5 Things Every Entrepreneur Should Know About Hiring Your First Freelancer
If you take the time to search for the right freelancer, most of the hard work has already been done.
Freelancers play an important role in the modern office, and for some new business owners and entrepreneurs, these gig workers tend to carry a wealth of knowledge and skill that can help build a business from the ground up.
Despite the ongoing economic uncertainty, workplace trends have seen employees quit their jobs in droves, with some looking to start their ventures and others hoping to do something more fulfilling as the gig economy now offers them endless opportunities for simple tasks and jobs while getting paid to do it.
The gig economy is massive, and the workers fueling this industry represent roughly 36% of the U.S. labor force — that's more than 57 million workers. More so, the gig economy is growing three times faster and more aggressively than the U.S. labor workforce, making it one of the busiest and most thriving segments to be working in right now.
Recently, Freelancer.com, one of the world's largest freelancing and crowdsourcing marketplaces, revealed that job postings have surged for high-in-demand skilled jobs, seeing more than 296,000 jobs posted between July and September 2022.
Fueling the new way of work, freelancers and gig workers are giving business owners and entrepreneurs a chance to take advantage of the skills and knowledge they have to offer.
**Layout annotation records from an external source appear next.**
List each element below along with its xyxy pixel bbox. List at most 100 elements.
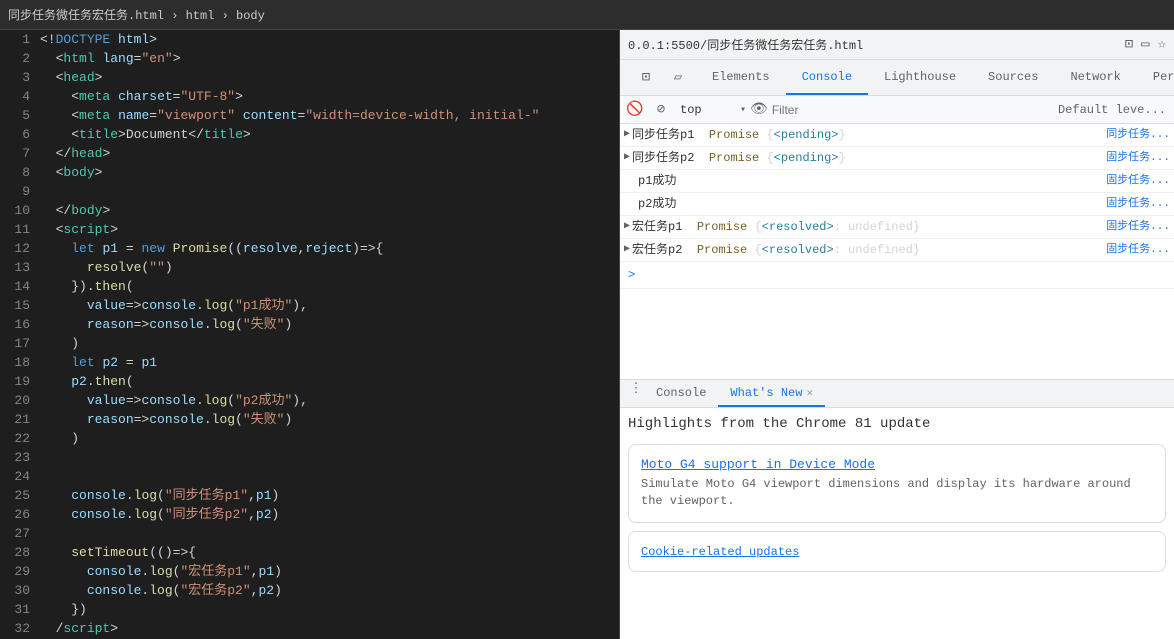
console-row: ▶ 宏任务p2 Promise {<resolved>: undefined} …: [620, 239, 1174, 262]
feature-link-1[interactable]: Moto G4 support in Device Mode: [641, 457, 1153, 472]
code-line: <meta name="viewport" content="width=dev…: [40, 106, 615, 125]
tab-lighthouse[interactable]: Lighthouse: [868, 60, 972, 95]
device-toggle-icon[interactable]: ▱: [664, 64, 692, 92]
code-line: <meta charset="UTF-8">: [40, 87, 615, 106]
code-line: <body>: [40, 163, 615, 182]
filter-input[interactable]: [772, 103, 1054, 117]
devtools-toolbar: 🚫 ⊘ top ▾ 👁 Default leve...: [620, 96, 1174, 124]
bottom-content: Highlights from the Chrome 81 update Mot…: [620, 408, 1174, 639]
main-area: 1 2 3 4 5 6 7 8 9 10 11 12 13 14 15 16 1…: [0, 30, 1174, 639]
expand-icon[interactable]: ▶: [624, 125, 630, 145]
tab-network[interactable]: Network: [1054, 60, 1136, 95]
bottom-panel: ⋮ Console What's New ✕ Highlights from t…: [620, 379, 1174, 639]
context-selector[interactable]: top: [676, 101, 736, 119]
devtools-url: 0.0.1:5500/同步任务微任务宏任务.html: [628, 36, 1117, 53]
breadcrumb: 同步任务微任务宏任务.html › html › body: [8, 6, 265, 23]
code-line: <head>: [40, 68, 615, 87]
feature-link-2[interactable]: Cookie-related updates: [641, 545, 799, 559]
expand-icon[interactable]: ▶: [624, 240, 630, 260]
tab-console[interactable]: Console: [786, 60, 868, 95]
device-icon[interactable]: ▭: [1141, 36, 1149, 53]
feature-card-1: Moto G4 support in Device Mode Simulate …: [628, 444, 1166, 523]
code-line: <!DOCTYPE html>: [40, 30, 615, 49]
clear-console-icon[interactable]: 🚫: [624, 99, 646, 121]
console-row: p1成功 固步任务...: [620, 170, 1174, 193]
code-line: [40, 467, 615, 486]
tab-performance[interactable]: Perfor...: [1137, 60, 1174, 95]
console-text: 同步任务p2 Promise {<pending>}: [632, 148, 1098, 168]
tab-close-icon[interactable]: ✕: [806, 386, 813, 400]
code-line: }).then(: [40, 277, 615, 296]
devtools-tabs: ⊡ ▱ Elements Console Lighthouse Sources …: [620, 60, 1174, 96]
code-content[interactable]: <!DOCTYPE html> <html lang="en"> <head> …: [36, 30, 619, 639]
bottom-tabs: ⋮ Console What's New ✕: [620, 380, 1174, 408]
default-level-label[interactable]: Default leve...: [1058, 103, 1170, 117]
console-row: ▶ 宏任务p1 Promise {<resolved>: undefined} …: [620, 216, 1174, 239]
code-line: [40, 182, 615, 201]
code-line: }): [40, 600, 615, 619]
code-line: resolve(""): [40, 258, 615, 277]
console-row: p2成功 固步任务...: [620, 193, 1174, 216]
bottom-panel-menu-icon[interactable]: ⋮: [628, 380, 644, 396]
code-line: reason=>console.log("失败"): [40, 315, 615, 334]
console-input-arrow: >: [624, 263, 639, 287]
console-output: ▶ 同步任务p1 Promise {<pending>} 同步任务... ▶ 同…: [620, 124, 1174, 379]
console-source[interactable]: 固步任务...: [1098, 240, 1170, 260]
code-line: let p2 = p1: [40, 353, 615, 372]
code-line: console.log("宏任务p2",p2): [40, 581, 615, 600]
devtools-panel: 0.0.1:5500/同步任务微任务宏任务.html ⊡ ▭ ☆ ⊡ ▱ Ele…: [620, 30, 1174, 639]
code-line: value=>console.log("p1成功"),: [40, 296, 615, 315]
browser-bar: 同步任务微任务宏任务.html › html › body: [0, 0, 1174, 30]
code-line: console.log("同步任务p1",p1): [40, 486, 615, 505]
context-arrow-icon: ▾: [740, 104, 746, 116]
console-text: 同步任务p1 Promise {<pending>}: [632, 125, 1098, 145]
star-icon[interactable]: ☆: [1158, 36, 1166, 53]
code-line: value=>console.log("p2成功"),: [40, 391, 615, 410]
code-line: ): [40, 429, 615, 448]
console-input-row: >: [620, 262, 1174, 289]
feature-desc-1: Simulate Moto G4 viewport dimensions and…: [641, 477, 1131, 508]
tab-elements[interactable]: Elements: [696, 60, 786, 95]
eye-icon[interactable]: 👁: [750, 101, 768, 118]
tab-bottom-whats-new[interactable]: What's New ✕: [718, 380, 825, 407]
code-line: console.log("宏任务p1",p1): [40, 562, 615, 581]
tab-bottom-console[interactable]: Console: [644, 380, 718, 407]
code-line: setTimeout(()=>{: [40, 543, 615, 562]
code-line: console.log("同步任务p2",p2): [40, 505, 615, 524]
expand-icon[interactable]: ▶: [624, 148, 630, 168]
whats-new-title: Highlights from the Chrome 81 update: [628, 416, 1166, 432]
console-source[interactable]: 固步任务...: [1098, 194, 1170, 214]
code-line: reason=>console.log("失败"): [40, 410, 615, 429]
line-numbers: 1 2 3 4 5 6 7 8 9 10 11 12 13 14 15 16 1…: [0, 30, 36, 639]
filter-bar: top ▾ 👁 Default leve...: [676, 101, 1170, 119]
tab-sources[interactable]: Sources: [972, 60, 1054, 95]
console-source[interactable]: 同步任务...: [1098, 125, 1170, 145]
console-source[interactable]: 固步任务...: [1098, 148, 1170, 168]
console-text: p1成功: [638, 171, 1098, 191]
console-text: 宏任务p1 Promise {<resolved>: undefined}: [632, 217, 1098, 237]
code-line: <title>Document</title>: [40, 125, 615, 144]
console-text: p2成功: [638, 194, 1098, 214]
feature-card-2: Cookie-related updates: [628, 531, 1166, 572]
console-source[interactable]: 固步任务...: [1098, 171, 1170, 191]
devtools-tab-icons: ⊡ ▱: [628, 60, 696, 95]
console-input[interactable]: [639, 268, 1170, 282]
code-line: <script>: [40, 220, 615, 239]
code-line: p2.then(: [40, 372, 615, 391]
filter-icon[interactable]: ⊘: [650, 99, 672, 121]
code-line: [40, 524, 615, 543]
code-line: </head>: [40, 144, 615, 163]
expand-icon[interactable]: ▶: [624, 217, 630, 237]
code-line: /script>: [40, 619, 615, 638]
code-line: let p1 = new Promise((resolve,reject)=>{: [40, 239, 615, 258]
console-source[interactable]: 固步任务...: [1098, 217, 1170, 237]
console-row: ▶ 同步任务p1 Promise {<pending>} 同步任务...: [620, 124, 1174, 147]
devtools-icons: ⊡ ▭ ☆: [1125, 36, 1166, 53]
devtools-url-bar: 0.0.1:5500/同步任务微任务宏任务.html ⊡ ▭ ☆: [620, 30, 1174, 60]
inspect-icon[interactable]: ⊡: [632, 64, 660, 92]
console-row: ▶ 同步任务p2 Promise {<pending>} 固步任务...: [620, 147, 1174, 170]
cursor-icon[interactable]: ⊡: [1125, 36, 1133, 53]
code-editor: 1 2 3 4 5 6 7 8 9 10 11 12 13 14 15 16 1…: [0, 30, 620, 639]
code-line: ): [40, 334, 615, 353]
console-text: 宏任务p2 Promise {<resolved>: undefined}: [632, 240, 1098, 260]
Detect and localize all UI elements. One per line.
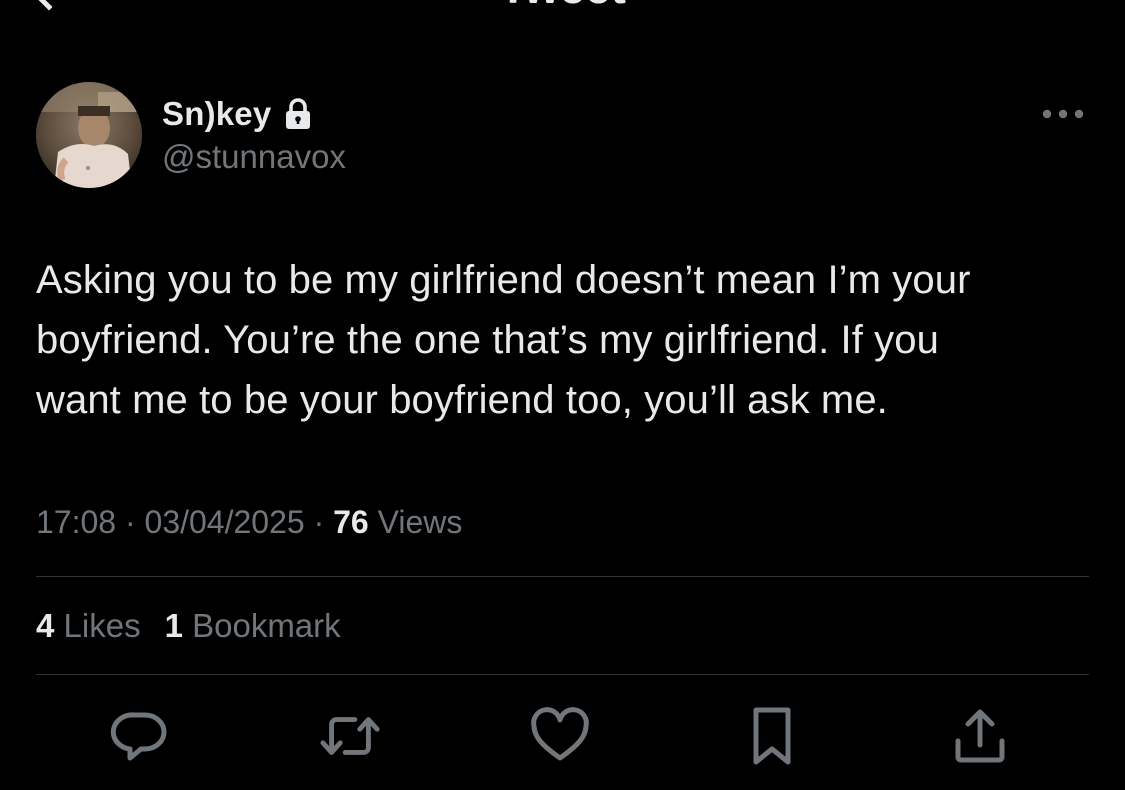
tweet-date: 03/04/2025 (144, 503, 305, 540)
bookmarks-count: 1 (164, 607, 183, 644)
top-bar: Tweet (0, 0, 1125, 14)
more-options-icon[interactable] (1038, 100, 1088, 128)
likes-label: Likes (54, 607, 141, 644)
like-button[interactable] (528, 704, 592, 768)
meta-separator: · (304, 503, 334, 540)
tweet-text: Asking you to be my girlfriend doesn’t m… (36, 258, 971, 422)
retweet-button[interactable] (318, 704, 382, 768)
author-name[interactable]: Sn)key (162, 95, 271, 133)
author-handle[interactable]: @stunnavox (162, 138, 346, 176)
author-name-row[interactable]: Sn)key (162, 92, 312, 136)
heart-icon (531, 707, 589, 761)
divider (36, 674, 1089, 675)
reply-button[interactable] (108, 704, 172, 768)
bookmarks-stat[interactable]: 1 Bookmark (165, 607, 341, 645)
divider (36, 576, 1089, 577)
bookmarks-label: Bookmark (182, 607, 341, 644)
tweet-meta: 17:08 · 03/04/2025 · 76 Views (36, 500, 462, 544)
tweet-time: 17:08 (36, 503, 117, 540)
reply-icon (110, 712, 167, 761)
share-icon (955, 709, 1005, 763)
meta-separator: · (116, 503, 145, 540)
views-label[interactable]: Views (369, 504, 463, 541)
likes-count: 4 (36, 607, 55, 644)
avatar[interactable] (36, 82, 142, 188)
engagement-stats: 4 Likes 1 Bookmark (36, 604, 341, 648)
bookmark-button[interactable] (740, 704, 804, 768)
share-button[interactable] (948, 704, 1012, 768)
bookmark-icon (753, 707, 791, 765)
page-title: Tweet (0, 0, 1125, 10)
likes-stat[interactable]: 4 Likes (36, 607, 141, 645)
retweet-icon (320, 717, 380, 755)
lock-icon (284, 98, 312, 130)
views-count[interactable]: 76 (333, 504, 369, 541)
avatar-image (36, 82, 142, 188)
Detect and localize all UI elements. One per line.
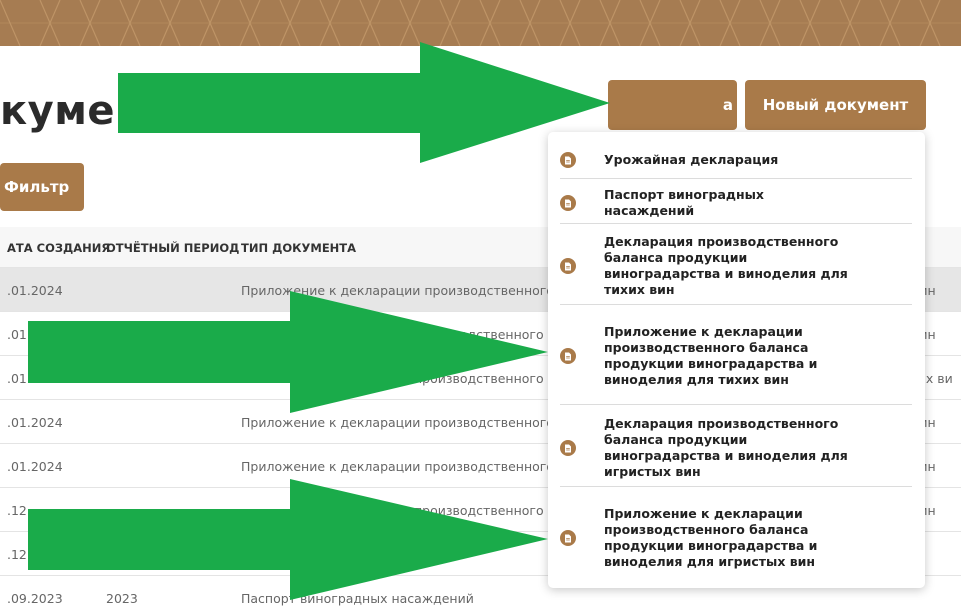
- annotation-arrow-middle: [28, 291, 548, 413]
- annotation-arrow-bottom: [28, 479, 548, 600]
- annotation-arrow-top: [118, 42, 610, 163]
- annotation-arrows: [28, 42, 610, 600]
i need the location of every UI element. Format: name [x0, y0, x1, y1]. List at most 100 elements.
While the gig economy offers full-time employees growing work opportunities, for employers, it means that choosing the right freelancer or part-time gig worker is a bit more challenging than it used to be.
Hiring your first freelancer is a daunting task, as there are several things you will need to consider beforehand. From the cost to their experience to their professionalism and what they can contribute to the business framework.
Starting is always the most intimidating part, but as an entrepreneur and business owner, you want to have the right person in the right position. To help you with this, here's a look at five things you can consider before hiring your first freelancer.
Understand what is needed
Before starting a freelancer search online, consider the work or project you need to complete. This will help determine the type of person you will need to hire and the type of experience they need to have to complete the project.
At the same time, if you are a small business owner, or have some contacts within your operations, consider if it's possible to get an in-house creative to complete the project before hiring someone else.
When looking for a freelancer, write down the job description as this will give you a better indication of the type of person you are looking to hire. The project and business requirements are vital at this stage, as this will help your search for the right freelancer.
Set up a budget for the project
As with most things in business these days, the budget will determine the length and width of the project and how successful it may be by the time of completion. Working with a smaller budget means that a lot less will need to get done without financial means while having a bigger budget gives you a bit more legroom to make ongoing changes.
Part of the project should be allocated a set budget or price aside for labor costs. The more funds allocated to labor costs, the better chances you have of striking it lucky with a professional, high-end freelancer. Smaller budgets tend to limit your potential freelancer pool a bit and require a bit of negotiation.
At the same time, it's important to know that paying a lot for labor won't always give you top-shelf freelancers, so be picky in your search. Ultimately, your budget will give you a clear indication of the type of people you can hire and be working with.
Related: 6 Must-Dos When Hiring a Freelancer
Create a job description
Right from the get-go, create a job description that will clearly outline what will be expected and required from potential freelancers. The job description should include the nitty gritty parts as well as a broad overview of the business and what they can expect in return.
Additionally, you can also include duties and tasks, the skills they need and how many hours per week they will be expected to work. There should also be a small description of the company, or if you're an independent worker a small biography would work.
The job description is the best place to indicate the type of person you're looking for, and who they need to be to be considered.
Sourcing and screening applicants
The quality of freelancers you can choose from all depends on your source or marketplace. Sourcing freelancers can be tedious, as there are nearly countless different online platforms available for you to search through. Make sure to do a bit of research on the different marketplaces that exist and choose those that align with your values and business.
On top of this, while sourcing for freelancers, you can start screening each applicant as they apply, making the workload a bit lighter. Keep the applicants aside that you feel are the best fit with the job description, the project and your business values.
You can create a shortlist of a few possible candidates, and hold a short interview or screening with them to determine whether or not they are the right fit for your business. The best is to read a couple of customer reviews to get a better idea of the freelancer and the type of professional they are.
Understand labor laws
Freelancers tend to follow different labor laws than full-time employees that have been permanently hired by the business or company.
In some cases, as an employer, even if you're hiring a contract worker, you might be required to set up a legal contract for them to sign. It sounds like a lot, but it helps to protect you and your business in case of any disagreement.
Knowing the law not only helps protect your business against any discrepancy, but also ensures that you are up to standard on what you can expect from a freelancer in terms of working hours, location setup, tools and resources, and payment.
Be sure to double-check your state and county's local labor laws while searching for a potential freelancer.
To finish off
Finding the right freelancer can take a bit of time, and it might require you as an entrepreneur and business owner to consider several factors that can influence the final results.
If you have limited means and require a lot of work, make sure to communicate this with the successful candidate. The best is to look for someone that is flexible, versatile and can get the work done without needing someone to constantly lead them.
Finally, the best freelancer is the one that fits in with your business values and seeks to deliver high-quality work within budget and within the right delivery time. Make time to look for the perfect freelancer, and most of the hard work is already done.